E da oggi Luca Attanasio, Vittorio Iacovacci e Mustapha Milambo ritornano risucchiati nella muta spirale del silenzio, una coltre a-mediatica che ricopre i luoghi della memoria del giorno prima.

E ieri, soprattutto dell'ambasciatore, si è parlato tanto con parole autorevoli, con manifestazioni sportive, celebrazioni anniversarie, servizi giornalistici. Sullo sfondo afono e sbiadito restava il Congo, un Paese senza volto e senza grido che è grande quasi otto volte il nostro e una popolazione una volta e mezza maggiore.
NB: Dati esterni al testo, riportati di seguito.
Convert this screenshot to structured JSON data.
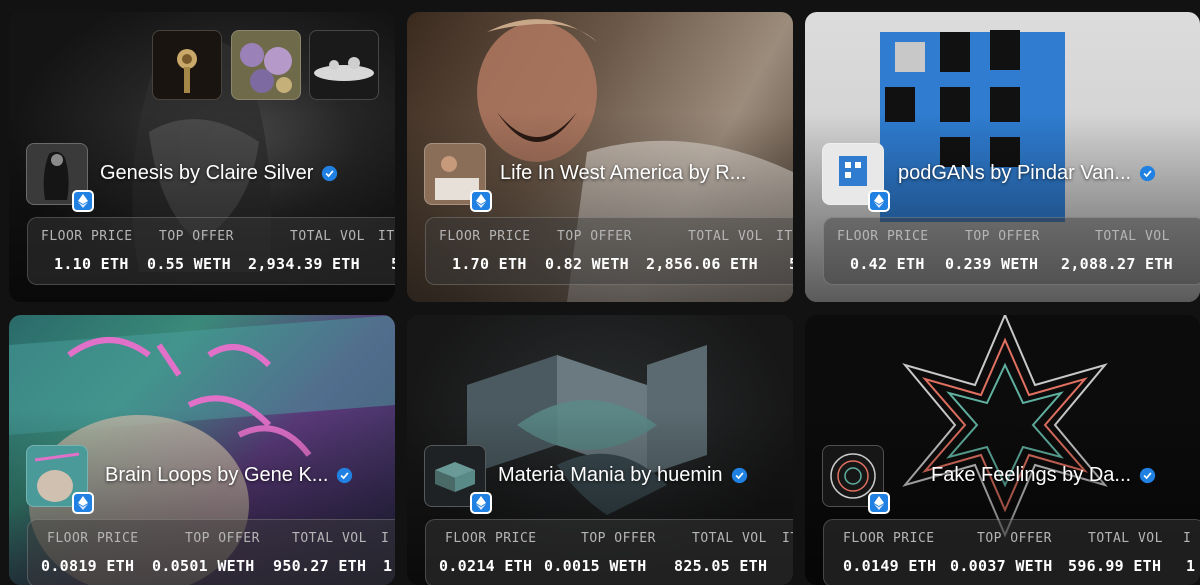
{
  "stat_labels": {
    "floor": "FLOOR PRICE",
    "offer": "TOP OFFER",
    "vol": "TOTAL VOL",
    "items_partial": "IT",
    "items_partial_short": "I"
  },
  "collections": [
    {
      "name": "Genesis by Claire Silver",
      "floor": "1.10 ETH",
      "offer": "0.55 WETH",
      "vol": "2,934.39 ETH",
      "items_partial": "5",
      "verified": true
    },
    {
      "name": "Life In West America by R...",
      "floor": "1.70 ETH",
      "offer": "0.82 WETH",
      "vol": "2,856.06 ETH",
      "items_partial": "5",
      "verified": false
    },
    {
      "name": "podGANs by Pindar Van...",
      "floor": "0.42 ETH",
      "offer": "0.239 WETH",
      "vol": "2,088.27 ETH",
      "items_partial": "",
      "verified": true
    },
    {
      "name": "Brain Loops by Gene K...",
      "floor": "0.0819 ETH",
      "offer": "0.0501 WETH",
      "vol": "950.27 ETH",
      "items_partial": "1",
      "verified": true
    },
    {
      "name": "Materia Mania by huemin",
      "floor": "0.0214 ETH",
      "offer": "0.0015 WETH",
      "vol": "825.05 ETH",
      "items_partial": "",
      "verified": true
    },
    {
      "name": "Fake Feelings by Da...",
      "floor": "0.0149 ETH",
      "offer": "0.0037 WETH",
      "vol": "596.99 ETH",
      "items_partial": "1",
      "verified": true
    }
  ],
  "icons": {
    "chain": "ethereum-icon",
    "verified": "verified-badge-icon"
  },
  "colors": {
    "verified": "#2081e2",
    "background": "#121212"
  }
}
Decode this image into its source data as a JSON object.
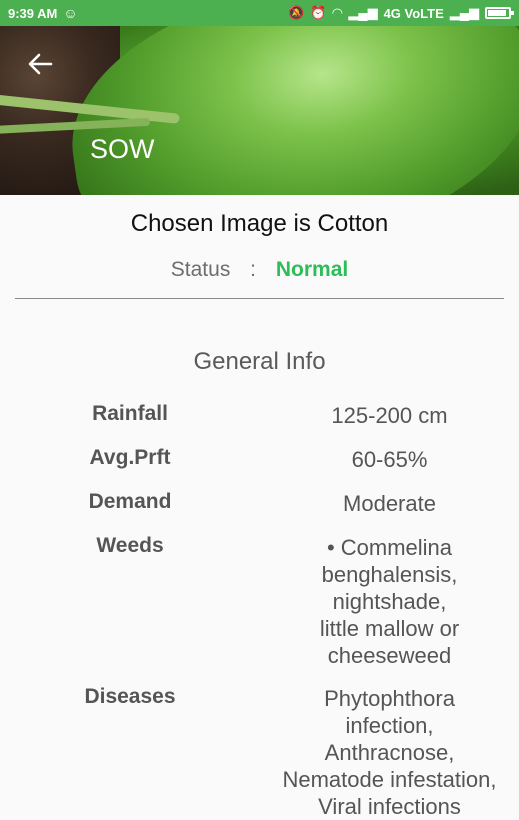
{
  "status_bar": {
    "time": "9:39 AM",
    "network": "4G VoLTE",
    "battery_level": 0.8
  },
  "header": {
    "back_icon": "arrow-left-icon",
    "title": "SOW"
  },
  "chosen_image_text": "Chosen Image is Cotton",
  "status": {
    "label": "Status",
    "separator": ":",
    "value": "Normal",
    "value_color": "#2ebd59"
  },
  "general_info": {
    "heading": "General Info",
    "rows": [
      {
        "label": "Rainfall",
        "value": "125-200 cm"
      },
      {
        "label": "Avg.Prft",
        "value": "60-65%"
      },
      {
        "label": "Demand",
        "value": "Moderate"
      },
      {
        "label": "Weeds",
        "lines": [
          "• Commelina",
          "benghalensis,",
          "nightshade,",
          "little mallow or",
          "cheeseweed"
        ]
      },
      {
        "label": "Diseases",
        "lines": [
          "Phytophthora",
          "infection,",
          "Anthracnose,",
          "Nematode infestation,",
          "Viral infections"
        ]
      }
    ]
  }
}
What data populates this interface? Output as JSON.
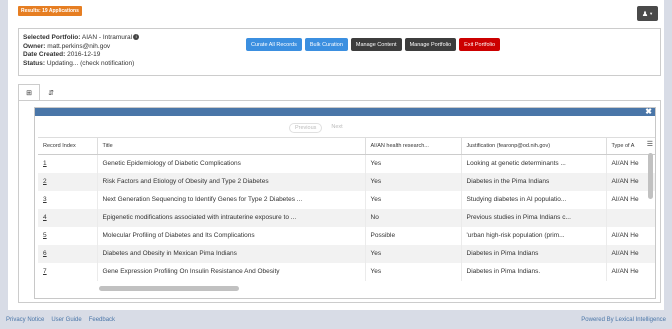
{
  "header": {
    "results_badge": "Results: 19 Applications",
    "user_menu_icon": "user-icon"
  },
  "portfolio": {
    "selected_label": "Selected Portfolio:",
    "selected_value": "AIAN - Intramural",
    "owner_label": "Owner:",
    "owner_value": "matt.perkins@nih.gov",
    "date_label": "Date Created:",
    "date_value": "2016-12-19",
    "status_label": "Status:",
    "status_value": "Updating... (check notification)"
  },
  "buttons": {
    "curate_all": "Curate All Records",
    "bulk_curation": "Bulk Curation",
    "manage_content": "Manage Content",
    "manage_portfolio": "Manage Portfolio",
    "exit_portfolio": "Exit Portfolio"
  },
  "colors": {
    "badge": "#e67e22",
    "primary": "#3b8fe0",
    "dark": "#3d3d3d",
    "danger": "#cc0000",
    "grid_header": "#4a76a8"
  },
  "tabs": [
    {
      "icon": "grid-icon",
      "glyph": "⊞"
    },
    {
      "icon": "sort-icon",
      "glyph": "⇵"
    }
  ],
  "pager": {
    "previous": "Previous",
    "next": "Next"
  },
  "table": {
    "columns": [
      "Record Index",
      "Title",
      "AI/AN health research...",
      "Justification (fearonp@od.nih.gov)",
      "Type of A"
    ],
    "rows": [
      [
        "1",
        "Genetic Epidemiology of Diabetic Complications",
        "Yes",
        "Looking at genetic determinants ...",
        "AI/AN He"
      ],
      [
        "2",
        "Risk Factors and Etiology of Obesity and Type 2 Diabetes",
        "Yes",
        "Diabetes in the Pima Indians",
        "AI/AN He"
      ],
      [
        "3",
        "Next Generation Sequencing to Identify Genes for Type 2 Diabetes ...",
        "Yes",
        "Studying diabetes in AI populatio...",
        "AI/AN He"
      ],
      [
        "4",
        "Epigenetic modifications associated with intrauterine exposure to ...",
        "No",
        "Previous studies in Pima Indians c...",
        ""
      ],
      [
        "5",
        "Molecular Profiling of Diabetes and Its Complications",
        "Possible",
        "'urban high-risk population (prim...",
        "AI/AN He"
      ],
      [
        "6",
        "Diabetes and Obesity in Mexican Pima Indians",
        "Yes",
        "Diabetes in Pima Indians",
        "AI/AN He"
      ],
      [
        "7",
        "Gene Expression Profiling On Insulin Resistance And Obesity",
        "Yes",
        "Diabetes in Pima Indians.",
        "AI/AN He"
      ]
    ]
  },
  "footer": {
    "privacy": "Privacy Notice",
    "guide": "User Guide",
    "feedback": "Feedback",
    "powered": "Powered By Lexical Intelligence"
  }
}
Possibile che l'anniversario non costituisse almeno il pretesto per dire della condizione di milioni di persone e del perché succede ogni giorno ciò di cui ci siamo accorti per un coinvolgimento di bandiera? Possibile che non si dica che – come una bestemmia - la guerra in quei luoghi è pane quotidiano? E non si comprenda che se hanno fatto così verso chi sembrava garantito e protetto da status diplomatico, da auto e scorta, non riusciamo a immaginare la sorte dei poveri dei villaggi poveri, che muoiono in silenzio? Attanasio si è trovato nel luogo in cui doveva trovarsi perché ci credeva e di fronte agli appetiti di potenze economiche in combutta con le mafie locali non si è voltato dall'altra parte. Possibile non si riesca ad andare a fondo per capire le ragioni dell'accanimento violento su quelle terre e a voltare pagina? Questa è la celebrazione vera che Luca, Vittorio e Mustapha ci chiedono.